Non-Violence

Friday, January 14, 2005

Following a link from Tony, I found my self on Annika's site reading her 100 things about me post. Number 64 caught my eye:

64. i am an unrepentant hawk, who has studied the works of Gandhi, King and Merton. i admire these men very much. The trouble, as i see it, is that Saddam Hussein, Kim Jong Il, Osama Bin Laden and Yasser Arafat do not.

This is a good representation of the majority view of non-violence today... "Sounds great, but it isn't practical." This perspective is painfully flawed and the root cause of untold suffering in our world.

Ghandi Mural

Someone like Osama Bin Laden does the horrible things he does because he believes that the United States is causing a great level of harm due to it's aggressive (including violent) imperialist behavior. He hopes to create a level of fear that will change these ways. In turn the United States does the same... fear of retribution as a means to curtail unwanted behavior. While the faces my shift, the cycle continue infinitely (Saddam became a problem due in part to the weapons and training the U.S. gave him so that Iraq could act as a proxy in fighting Iran and backwards and backwards and backwards).

There is no honor in killing the people that disagree with you until an environment for disagreement no longer exists.

There is no real change brought about through fear.

The truth about Hawks is that they're all a bunch of pussies. They are unwilling to take the abuse Gandhi and his followers did in the name of their ideas (Can you imagine George W. Bush fasting for 21 days in the name of Democracy? In the name of anything?). They lack the conviction that would allow them to see past the short term gains of beating said ideas into others. They lack the faith required to see that, as Gandhi often said, non-violence works because it taps into a fundamental truth buried deep within all human beings.

These are not flaws of the people in question, but rather a reflection of the culture we live in. Western society has perverted the definition of strength.
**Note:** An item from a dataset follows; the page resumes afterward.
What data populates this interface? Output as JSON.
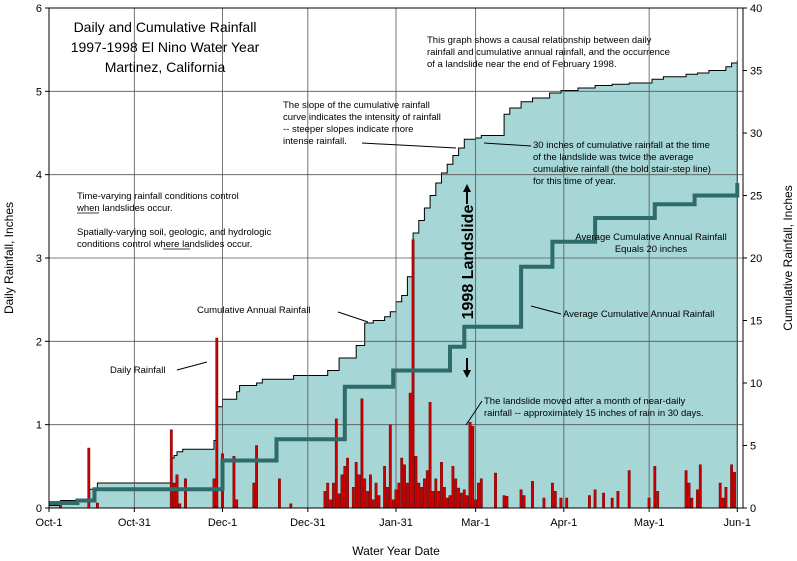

It has all but destroyed genuine faith - Replacing it with a list of systematic steps required to play a part. Check off the list and your done. We're ever increasingly creating ourselves as false idols.

95. i try to put up a strong front at all times, but i secretly long for someone with whom i can let my guard down.

96. If i ever find that one person, I'm afraid i may break down and cry in his arms for a very long time. They will be tears of relief and joy as much as anything else.

There's little in the way of a mental leap to see the association between putting up a giant front in the world at large and putting it up in the personal world at small.

In a society that explicitly teaches us not to see our true selves, Gandhi's principle of satyagraha (truth force) is a gigantic leap. Before you can have the faith required to see the beauty in others, you need faith in yourself ...That's fucking scary. It means facing up to the true nature of things... Looking the paradox of control dead in the eye... Realizing that making your way in the world is in fact harder than commercials make it out to be... and you can't simply close your eyes and whack everything with the biggest stick.

It should be noted that I don't know Annika and I don't mean to pick on her personally. I've run into her blog in the past and enjoyed it, even though we have a lot of differences. It just so happened that today it clicked with a variety of things that have been bumping around in my head since the election.